Romer et Nordhaus : deux Nobel pour améliorer notre futur

Les deux prix Nobel américains couronnés cette année nous apportent leur éclairage sur la manière de résoudre la crise climatique sans obérer la croissance.

Paul Romer et William Nordhaus, deux professeurs américains, se sont donc partagé le prix Nobel d’économie 2018. Les deux lauréats se sont tous deux souciés d’améliorer la croissance à long terme grâce à la science.

Paul Romer (NYU) se demande, dans les travaux à l’origine de son prix, pourquoi le Tchad croît à -1,8 % par an entre 1970 et 1981, les Philippines à 2,4 % et Singapour à 7,6 %. Sa réponse est celle de la croissance endogène, selon la manière dont la science est « mal » ou « bien » intégrée à l’activité économique. La « bonne » intégration permet des effets externes positifs, soutenant la croissance. Elle pourra être subventionnée. Plus tard, nommé chef économiste de la Banque mondiale en 2016, il en part quinze mois plus tard, critiquant ses biais trop libéraux.

William Nordhaus (Yale) se préoccupe aussi de la croissance à long terme, mais cette fois en liaison avec le réchauffement climatique. Là aussi, il s’agit de chercher une « bonne » intégration de la consommation de pétrole à la croissance, de sorte qu’elle ne fasse pas trop monter la température du globe, ne pesant ainsi pas trop sur la croissance future.
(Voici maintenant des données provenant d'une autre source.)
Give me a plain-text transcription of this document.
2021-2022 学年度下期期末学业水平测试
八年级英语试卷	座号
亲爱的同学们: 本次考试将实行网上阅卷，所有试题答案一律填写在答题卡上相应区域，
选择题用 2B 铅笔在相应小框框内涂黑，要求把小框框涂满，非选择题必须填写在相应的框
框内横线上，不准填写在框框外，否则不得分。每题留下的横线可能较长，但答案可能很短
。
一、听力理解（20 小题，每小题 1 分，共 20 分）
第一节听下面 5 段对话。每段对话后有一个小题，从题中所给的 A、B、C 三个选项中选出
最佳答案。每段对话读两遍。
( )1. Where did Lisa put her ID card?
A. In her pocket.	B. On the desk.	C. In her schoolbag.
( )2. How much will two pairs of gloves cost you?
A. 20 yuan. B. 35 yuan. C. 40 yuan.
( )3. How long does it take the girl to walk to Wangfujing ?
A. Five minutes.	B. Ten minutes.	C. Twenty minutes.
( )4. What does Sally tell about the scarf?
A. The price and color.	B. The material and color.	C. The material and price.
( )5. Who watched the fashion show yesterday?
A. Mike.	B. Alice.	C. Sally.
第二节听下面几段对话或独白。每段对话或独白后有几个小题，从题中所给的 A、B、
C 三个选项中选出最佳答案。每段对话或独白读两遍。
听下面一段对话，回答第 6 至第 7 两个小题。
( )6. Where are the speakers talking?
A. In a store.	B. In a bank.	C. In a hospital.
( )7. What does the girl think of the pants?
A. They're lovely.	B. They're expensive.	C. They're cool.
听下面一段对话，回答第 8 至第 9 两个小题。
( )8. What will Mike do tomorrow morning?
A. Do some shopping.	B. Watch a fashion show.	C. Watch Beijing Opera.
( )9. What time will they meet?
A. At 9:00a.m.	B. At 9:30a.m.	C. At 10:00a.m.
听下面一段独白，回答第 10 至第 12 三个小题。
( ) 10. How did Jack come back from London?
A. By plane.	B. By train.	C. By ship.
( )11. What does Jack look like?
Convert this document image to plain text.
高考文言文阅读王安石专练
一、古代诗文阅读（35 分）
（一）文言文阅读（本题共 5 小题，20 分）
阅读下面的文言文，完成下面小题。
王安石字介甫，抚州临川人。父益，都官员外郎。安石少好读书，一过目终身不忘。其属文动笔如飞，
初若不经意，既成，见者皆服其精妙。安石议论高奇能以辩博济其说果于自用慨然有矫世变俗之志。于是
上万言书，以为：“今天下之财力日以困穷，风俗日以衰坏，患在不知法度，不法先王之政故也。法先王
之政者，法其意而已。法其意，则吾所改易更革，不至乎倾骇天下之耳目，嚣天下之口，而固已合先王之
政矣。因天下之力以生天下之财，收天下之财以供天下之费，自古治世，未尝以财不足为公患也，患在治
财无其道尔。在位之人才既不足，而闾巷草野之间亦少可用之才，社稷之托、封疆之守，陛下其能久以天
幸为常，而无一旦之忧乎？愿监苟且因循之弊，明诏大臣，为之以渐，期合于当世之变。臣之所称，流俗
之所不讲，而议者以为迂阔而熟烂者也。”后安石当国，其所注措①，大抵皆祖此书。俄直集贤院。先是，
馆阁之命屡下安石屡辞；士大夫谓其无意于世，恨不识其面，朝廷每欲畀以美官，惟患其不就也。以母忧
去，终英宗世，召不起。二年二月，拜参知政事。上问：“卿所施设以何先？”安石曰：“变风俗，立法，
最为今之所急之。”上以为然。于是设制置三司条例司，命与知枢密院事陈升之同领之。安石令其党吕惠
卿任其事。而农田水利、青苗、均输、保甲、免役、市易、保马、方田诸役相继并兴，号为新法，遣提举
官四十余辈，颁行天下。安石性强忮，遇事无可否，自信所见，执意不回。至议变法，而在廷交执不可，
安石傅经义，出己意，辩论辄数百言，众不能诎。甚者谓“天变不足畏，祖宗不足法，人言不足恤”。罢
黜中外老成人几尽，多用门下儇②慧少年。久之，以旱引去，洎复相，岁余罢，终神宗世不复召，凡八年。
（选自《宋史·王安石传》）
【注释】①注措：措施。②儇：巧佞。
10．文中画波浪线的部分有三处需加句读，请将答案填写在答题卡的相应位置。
La question est alors celle des effets externes négatifs de la consommation d’énergie, donc des taxations sur les émissions de carbone, pour en calculer les effets nets, optimiser la consommation d’énergie sur longue période, et la croissance avec.

Ces deux lauréats ont ainsi d’importants points communs : leur souci partagé est celui de la croissance à long terme et de ses conditions, avec les boucles d’innovation-croissance pour Romer, de consommation énergie-climat-croissance pour Nordhaus. Ces deux chercheurs ont également proposé et calculé des modèles sur la croissance à long terme. C’est Dice (Dynamic Integrated model of Climate and the Economy) pour Romer dès 1992, avec l’idée d’encourager la réduction des émissions de dioxyde de carbone et de limiter ainsi le réchauffement climatique. C’est aussi, avec Nordhaus, l’idée de montrer que la science peut résoudre ces problèmes, avec les bonnes informations, explications et incitations. S’alarmer, comme le fait le rapport de l’IPCC (Intergovernmental Panel on Climate Change), publié le 8 octobre peut ne pas aider s’il fait penser que la solution est, ou bien trop coûteuse, ou hors d’atteinte.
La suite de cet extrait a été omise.